La présidente du SPPMSO-CSQ, Annie St-Pierre, juge ces statistiques très préoccupantes.

«Ça ne fait que confirmer ce que j'entends. Quand j'ai vu les données, je me suis posé la question: est-ce qu'on perd vraiment des gens ou ce sont des gens qui manifestent leur questionnement à savoir s'ils veulent rester dans le réseau. En fouillant un peu, on peut voir que depuis quatre ou cinq dernières années, certains quittent pour la fonction publique, d'autres avaient débuté des contrats qu'on espérait pérenniser mais finalement ils quittent ensuite pour l'Ontario. Dans d'autres cas, il y a des enseignants qui deviennent conseillers pédagogiques, par exemple, mais une fois qu'ils voient la tâche, ils se disent que c'est du pareil au même et préfèrent revenir à la case départ. Plus d'une trentaine de gens qui venaient de débuter ont quitté rapidement depuis cinq ans», lance-t-elle.

Dans le sondage, 79% des répondants de l'Outaouais ont indiqué que seuls les élèves qui présentent les problèmes les plus urgents réussissent à avoir accès aux services, alors que six professionnels sur dix (62%) disent ne pas avoir le temps nécessaire pour faire des interventions préventives. De plus, 74% d'entre eux reconnaissent qu'il leur est impossible de faire le nombre de suivis qu'ils jugent requis.

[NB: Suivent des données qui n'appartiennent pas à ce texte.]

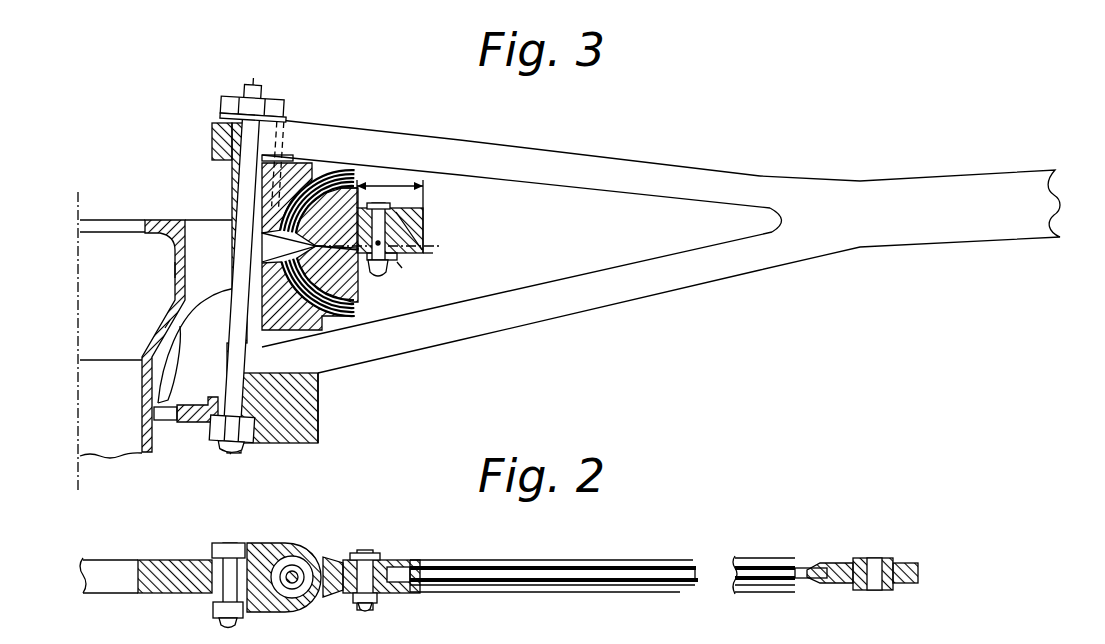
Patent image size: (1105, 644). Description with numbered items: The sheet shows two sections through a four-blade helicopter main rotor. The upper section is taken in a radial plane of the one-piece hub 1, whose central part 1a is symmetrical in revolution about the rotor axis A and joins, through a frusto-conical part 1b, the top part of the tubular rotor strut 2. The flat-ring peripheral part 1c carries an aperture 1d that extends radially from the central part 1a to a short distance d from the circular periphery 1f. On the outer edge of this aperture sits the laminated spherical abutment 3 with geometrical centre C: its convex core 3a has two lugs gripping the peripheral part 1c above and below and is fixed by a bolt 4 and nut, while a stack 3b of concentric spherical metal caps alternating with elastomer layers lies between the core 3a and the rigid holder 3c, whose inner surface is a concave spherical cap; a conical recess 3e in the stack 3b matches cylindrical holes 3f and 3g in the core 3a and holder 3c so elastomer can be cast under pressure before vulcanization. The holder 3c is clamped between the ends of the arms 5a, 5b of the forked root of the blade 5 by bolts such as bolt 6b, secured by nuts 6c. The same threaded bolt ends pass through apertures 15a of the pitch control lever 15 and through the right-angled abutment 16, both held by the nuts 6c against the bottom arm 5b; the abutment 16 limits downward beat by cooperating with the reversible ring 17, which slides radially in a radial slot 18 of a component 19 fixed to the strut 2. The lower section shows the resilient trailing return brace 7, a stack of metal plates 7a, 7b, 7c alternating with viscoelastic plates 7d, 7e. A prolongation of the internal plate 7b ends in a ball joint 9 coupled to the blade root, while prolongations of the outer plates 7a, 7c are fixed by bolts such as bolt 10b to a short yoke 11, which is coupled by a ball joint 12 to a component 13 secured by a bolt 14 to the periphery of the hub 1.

«C'est très inquiétant pour les enfants mais aussi pour les enseignants qui ont besoin du soutien des professionnels, et ce autant pour les élèves qui ont des problématiques graves que ceux qui pourraient en développer et qu'on souhaite prévenir. En plus, en cette période de pandémie, il y a eu multiplication du nombre d'élèves qui ont besoin de soutien. Les professionnels me disent qu'ils ressentent un le même effet que le délestage en santé: on est tellement occupés à éteindre de plus gros feux qu'on finit par reporter l'aide pour d'autres pour qui c'est jugé moins prioritaire. Il y a par exemple beaucoup de problèmes liés à la motivation», explique Mme St-Pierre.

Selon cette dernière, lorsqu'on réussit à intervenir auprès d'un élève, il est souvent trop tard et on ne fait que «saupoudrer» des pistes de solutions, sans avoir plus de temps à consacrer à l'accompagnement. 

Plus d'un répondant à l'enquête sur deux en Outaouais (57%) attribue la surcharge de travail au manque de ressources professionnelles dans tous les corps d'emploi, alors que 66% d'entre eux estiment que le manque de ressources professionnelles est causé par l'incapacité à combler les postes vacants. Une proportion plus faible (53%) pointe du doigt le taux de rétention. 

«Depuis 15 ans, dans la région, le nombre de professionnels dans nos milieux diminue, alors qu'on ouvre des écoles. La tendance n'augure rien de bon», lance la présidente du syndicat.


« Tous les gens veulent le mieux possible, mais il y a un grand malaise. Il va falloir qu'il se passe quelque chose en éducation. »
Annie St-Pierre, présidente du syndicat

Pour citer un exemple de situation à déplorer, celle-ci mentionne qu'à la suite d'une initiative du ministre délégué à la Santé et aux Services sociaux, des élèves sont référés vers des psychologues qui pratiquent au privé et sont payés 100$ l'heure. À titre comparatif, les psychologues en milieu scolaire gagnent deux fois moins (49$). 

«Ils étaient catastrophés quand il y a eu cette annonce. Pendant ce temps, on a des chaises vides depuis des années dans nos centres de services scolaires», déplore-t-elle.

Alors que les employés du secteur public sont sans contrat de travail depuis un an et que les syndicats dont la CSQ jugent que les négociations «piétinent», rappelons qu'en janvier dernier, les membres du SPPMSO ont voté pour un mandat de grève de cinq jours à exercer au moment opportun. 

Il y aura entre autres débrayage mercredi matin dans les établissements du Centre de services scolaire des Hauts-Bois-de-l'Outaouais et de la Commission scolaire Western Québec. D'autres actions sont à venir en Outaouais, prévient-on.